In the digital world, ensuring accurate identity and subsequently verifying that identity, are critical steps toward preventing fraud and other digital missteps. While digital access has given us easy and rapid control of our digital identities and various accounts, it also opens attack vectors that bad actors can use to their advantage. Having a comprehensive system of security processes and solutions in place is the best way to ensure a solid security posture.
The process of biometric identification involves the matching of a live sample against a database of existing biometric templates to find a record of a particular individual. In doing so, the system confirms that person’s identity. An automated biometric identification system, or ABIS, can help with large-scale biometric search identification by performing one-to-many comparisons of an individual sample to samples in a database containing many biometric templates. Biometric identification is not the same as the one-to-one verification. Biometric identification confirms who a person is; while biometric verification confirms they really are indeed that person as identified.

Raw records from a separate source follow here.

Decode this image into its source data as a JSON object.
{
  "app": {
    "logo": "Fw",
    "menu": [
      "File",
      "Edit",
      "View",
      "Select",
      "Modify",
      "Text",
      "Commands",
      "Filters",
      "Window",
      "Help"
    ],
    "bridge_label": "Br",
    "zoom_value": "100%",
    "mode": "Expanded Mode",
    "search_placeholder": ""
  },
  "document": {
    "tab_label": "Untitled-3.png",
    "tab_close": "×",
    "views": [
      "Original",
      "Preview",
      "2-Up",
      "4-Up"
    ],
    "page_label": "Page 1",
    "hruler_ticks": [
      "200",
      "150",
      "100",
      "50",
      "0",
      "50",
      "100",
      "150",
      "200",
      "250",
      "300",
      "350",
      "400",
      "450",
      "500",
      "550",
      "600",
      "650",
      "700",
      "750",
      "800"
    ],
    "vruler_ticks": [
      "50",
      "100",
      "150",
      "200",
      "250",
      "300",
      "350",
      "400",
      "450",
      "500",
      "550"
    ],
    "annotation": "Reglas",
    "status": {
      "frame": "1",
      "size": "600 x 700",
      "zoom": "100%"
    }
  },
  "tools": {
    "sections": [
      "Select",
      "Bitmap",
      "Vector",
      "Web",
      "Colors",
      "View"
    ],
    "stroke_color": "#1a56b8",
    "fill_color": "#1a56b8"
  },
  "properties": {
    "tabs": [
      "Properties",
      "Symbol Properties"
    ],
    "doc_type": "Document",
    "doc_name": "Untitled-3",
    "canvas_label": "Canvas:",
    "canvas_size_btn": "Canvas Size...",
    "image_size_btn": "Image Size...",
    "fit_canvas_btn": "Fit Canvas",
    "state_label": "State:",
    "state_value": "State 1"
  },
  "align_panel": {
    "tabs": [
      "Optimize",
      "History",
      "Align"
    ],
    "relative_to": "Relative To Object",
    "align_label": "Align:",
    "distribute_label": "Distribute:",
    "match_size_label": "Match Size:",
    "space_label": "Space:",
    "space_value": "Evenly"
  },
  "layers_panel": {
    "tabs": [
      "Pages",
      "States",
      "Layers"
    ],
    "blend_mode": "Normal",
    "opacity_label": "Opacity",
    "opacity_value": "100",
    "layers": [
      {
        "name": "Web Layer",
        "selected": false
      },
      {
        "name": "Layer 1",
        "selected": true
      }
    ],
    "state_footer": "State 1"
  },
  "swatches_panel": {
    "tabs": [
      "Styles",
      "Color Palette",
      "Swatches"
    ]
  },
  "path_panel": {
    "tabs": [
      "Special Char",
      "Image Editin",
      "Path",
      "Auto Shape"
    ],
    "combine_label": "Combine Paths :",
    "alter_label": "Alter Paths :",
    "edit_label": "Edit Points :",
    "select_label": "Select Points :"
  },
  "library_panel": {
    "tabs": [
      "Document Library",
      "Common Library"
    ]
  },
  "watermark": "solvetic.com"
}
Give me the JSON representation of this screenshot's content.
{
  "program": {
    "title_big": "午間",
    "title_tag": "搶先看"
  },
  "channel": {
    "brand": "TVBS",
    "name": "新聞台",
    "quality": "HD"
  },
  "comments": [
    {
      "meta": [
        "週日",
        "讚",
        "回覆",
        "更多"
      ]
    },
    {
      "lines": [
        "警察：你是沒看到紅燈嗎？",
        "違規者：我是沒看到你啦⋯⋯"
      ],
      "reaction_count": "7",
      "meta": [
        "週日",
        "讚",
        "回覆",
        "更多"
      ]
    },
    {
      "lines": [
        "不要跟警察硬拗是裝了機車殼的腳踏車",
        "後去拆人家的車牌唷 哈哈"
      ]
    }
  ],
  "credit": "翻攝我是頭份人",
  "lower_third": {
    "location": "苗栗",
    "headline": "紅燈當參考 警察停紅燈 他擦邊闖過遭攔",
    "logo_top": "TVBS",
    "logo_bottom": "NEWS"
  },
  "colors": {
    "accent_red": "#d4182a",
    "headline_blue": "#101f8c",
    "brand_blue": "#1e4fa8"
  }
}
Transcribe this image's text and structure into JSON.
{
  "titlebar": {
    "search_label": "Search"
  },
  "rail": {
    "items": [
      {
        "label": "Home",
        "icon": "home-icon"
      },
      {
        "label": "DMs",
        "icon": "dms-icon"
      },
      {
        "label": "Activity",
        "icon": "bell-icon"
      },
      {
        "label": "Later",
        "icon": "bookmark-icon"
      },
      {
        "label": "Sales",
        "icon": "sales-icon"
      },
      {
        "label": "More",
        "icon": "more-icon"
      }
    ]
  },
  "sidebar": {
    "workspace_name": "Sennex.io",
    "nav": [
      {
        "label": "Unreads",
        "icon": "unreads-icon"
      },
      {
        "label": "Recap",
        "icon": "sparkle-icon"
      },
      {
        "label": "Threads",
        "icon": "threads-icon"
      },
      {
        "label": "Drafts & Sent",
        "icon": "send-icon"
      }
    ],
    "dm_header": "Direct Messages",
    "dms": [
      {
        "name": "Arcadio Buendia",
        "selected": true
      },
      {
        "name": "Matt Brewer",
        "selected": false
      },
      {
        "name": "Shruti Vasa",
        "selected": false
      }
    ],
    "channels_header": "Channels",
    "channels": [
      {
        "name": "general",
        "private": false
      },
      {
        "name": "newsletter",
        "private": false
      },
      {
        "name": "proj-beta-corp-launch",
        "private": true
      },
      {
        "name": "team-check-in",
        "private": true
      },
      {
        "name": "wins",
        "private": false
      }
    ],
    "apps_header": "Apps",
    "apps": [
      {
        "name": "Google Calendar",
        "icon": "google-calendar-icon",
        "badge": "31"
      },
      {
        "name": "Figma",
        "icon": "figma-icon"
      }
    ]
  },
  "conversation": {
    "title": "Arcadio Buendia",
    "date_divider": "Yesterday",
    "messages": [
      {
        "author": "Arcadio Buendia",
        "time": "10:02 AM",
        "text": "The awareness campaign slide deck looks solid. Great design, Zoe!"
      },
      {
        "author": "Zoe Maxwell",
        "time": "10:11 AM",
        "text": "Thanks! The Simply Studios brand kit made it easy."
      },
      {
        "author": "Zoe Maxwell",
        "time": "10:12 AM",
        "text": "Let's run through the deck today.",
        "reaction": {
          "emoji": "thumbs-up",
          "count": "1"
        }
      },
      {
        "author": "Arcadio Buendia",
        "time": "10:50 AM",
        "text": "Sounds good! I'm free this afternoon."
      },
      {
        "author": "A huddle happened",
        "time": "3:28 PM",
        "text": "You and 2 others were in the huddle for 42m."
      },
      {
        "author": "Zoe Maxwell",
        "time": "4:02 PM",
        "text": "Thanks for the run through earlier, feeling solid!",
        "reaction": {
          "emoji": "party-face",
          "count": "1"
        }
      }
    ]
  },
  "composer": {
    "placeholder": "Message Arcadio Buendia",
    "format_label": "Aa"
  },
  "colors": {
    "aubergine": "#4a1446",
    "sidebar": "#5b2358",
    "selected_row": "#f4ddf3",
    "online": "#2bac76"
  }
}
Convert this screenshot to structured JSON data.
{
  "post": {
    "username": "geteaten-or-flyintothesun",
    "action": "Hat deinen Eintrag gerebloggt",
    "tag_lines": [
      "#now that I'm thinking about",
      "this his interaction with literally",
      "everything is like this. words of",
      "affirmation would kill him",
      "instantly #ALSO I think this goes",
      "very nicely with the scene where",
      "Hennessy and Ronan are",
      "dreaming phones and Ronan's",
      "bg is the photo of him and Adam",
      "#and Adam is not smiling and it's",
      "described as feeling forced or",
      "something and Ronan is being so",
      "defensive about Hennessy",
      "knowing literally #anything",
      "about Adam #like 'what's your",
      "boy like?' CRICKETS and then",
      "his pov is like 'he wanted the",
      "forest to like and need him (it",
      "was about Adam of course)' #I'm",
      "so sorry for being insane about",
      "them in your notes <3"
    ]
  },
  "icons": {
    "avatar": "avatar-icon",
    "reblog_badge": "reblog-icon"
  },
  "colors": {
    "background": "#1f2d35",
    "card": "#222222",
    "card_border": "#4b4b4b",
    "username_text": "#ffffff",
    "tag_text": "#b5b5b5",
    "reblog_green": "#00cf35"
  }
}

Aware provides a complete family of offerings for biometric identification and verification for law enforcement and civil identity needs. The AwareABIS™ Automated Biometric Identification System (ABIS) supports fingerprint, facial, and iris recognition for large-scale biometric identification. AwareABIS leverages BioSP™ (Biometric Services Platform), Aware’s market-leading workflow and integration server to achieve unsurpassed configurability and ease of integration. AwareABIS supports the NIST-tested Nexa™ face, fingerprint, and iris matching algorithms, as well as fingerprint algorithms from third-party providers. AwareABIS is also fast, scalable and reliable using Astra™.
Aware Astra is an advanced cluster computing platform used for large-scale biometric identification and deduplication using fingerprint, facial, and iris recognition. Highly scalable, Astra performs one-to-many search or one-to-one match against large stores of biometric and other identity data.